Já carecas de saber, pelo menos assim espero, peço
desculpas por repetir-lhes algumas informações referentes à microcefalia. Há um
motivo para isso.
A microcefalia é uma condição neurológica rara em que a cabeça e o
cérebro da criança são significativamente menores do que os de outras da mesma
idade e sexo, condição esta normalmente diagnosticada no início da vida.

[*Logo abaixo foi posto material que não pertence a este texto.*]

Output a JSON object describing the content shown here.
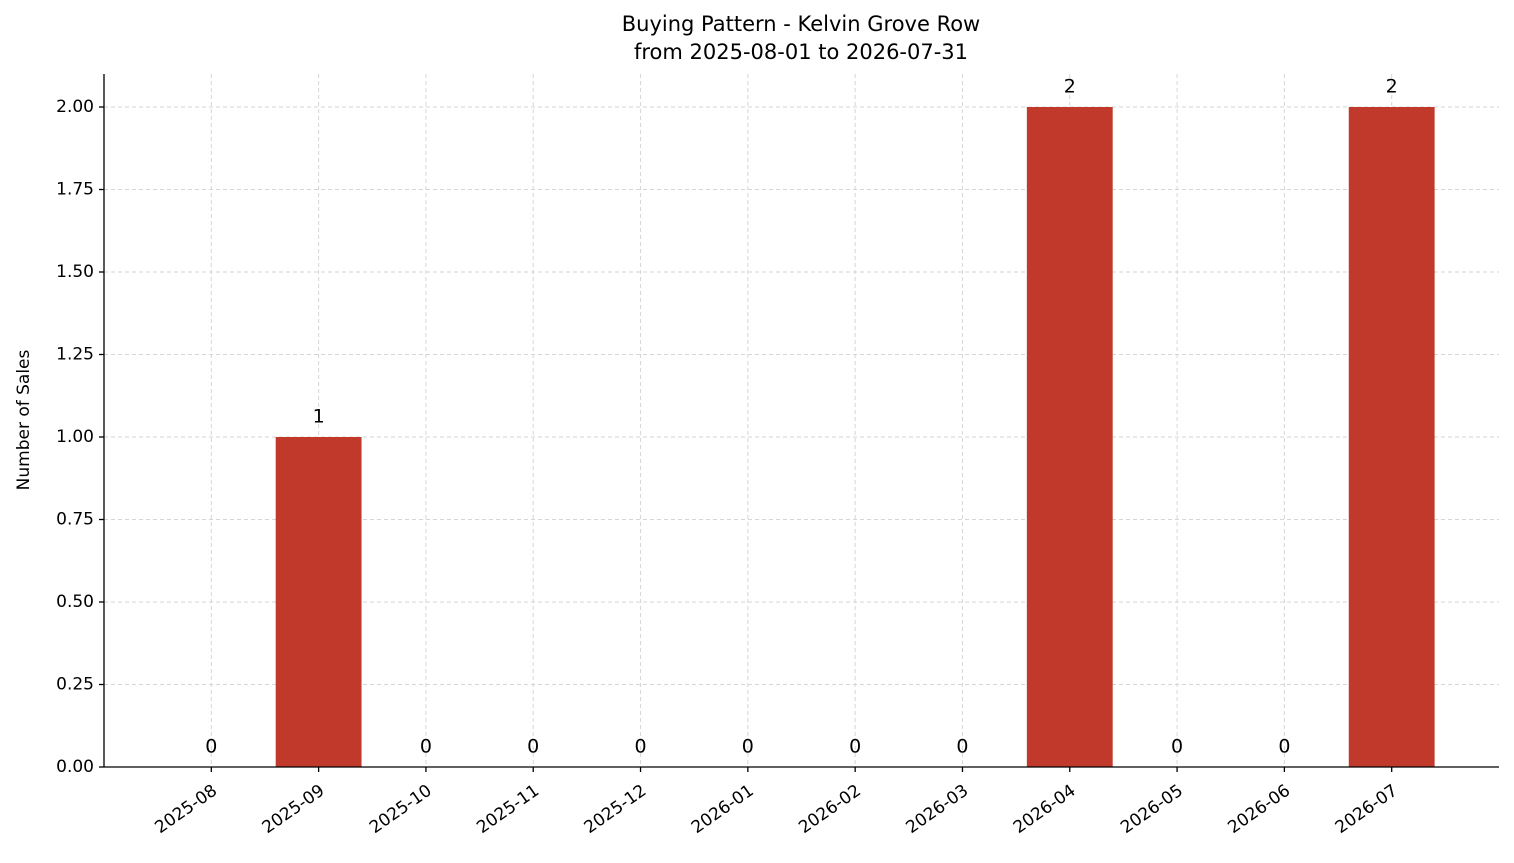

Crianças com microcefalia têm problemas de desenvolvimento. Não há uma cura
definitiva, mas tratamentos realizados desde os primeiros anos melhoram o
desenvolvimento e qualidade de vida. A microcefalia pode ser causada por uma
série de problemas, dentre as quais: malformações do sistema nervoso central; diminuição
do oxigênio para o cérebro fetal; exposição a drogas, álcool e certos produtos
químicos na gravidez; desnutrição grave na gestação; rubéola congênita na
gravidez; toxoplasmose congênita na gravidez; infecção congênita por
citomegalovírus.
Sabe-se, hoje, que a microcefalia pode ser consequência do zika vírus,
transmitido pelo mosquito Aedes Aegypti, o mesmo que transmite dengue e
chikungunya.
A criança com microcefalia pode apresentar as seguintes complicações: déficit
intelectual; atraso nas funções motoras e de fala; distorções faciais; nanismo
ou baixa estatura; hiperatividade; epilepsia; dificuldades de coordenação e
equilíbrio; alterações neurológicas.
O inferno na terra, não? Para os pais, para os filhos, para os parentes
próximos, para amigos da família.
Pois bem. Foram divulgados dados de uma pesquisa
realizada pelo Instituto Patrícia Galvão, com 3.155 gestantes de todas as
regiões do país no intuito de mapear as demandas das grávidas brasileiras e
identificar como elas têm lidado com o vírus zika, que motivou a declaração de
emergência internacional em saúde. O projeto tem o apoio da ONU Mulheres e da
Fundação Ford. A informação que mais me chamou a atenção foi o fato de cerca de
um quarto das entrevistadas acreditar que a prevenção
não é de grande valia, pois é Deus quem decidirá se o bebê terá microcefalia.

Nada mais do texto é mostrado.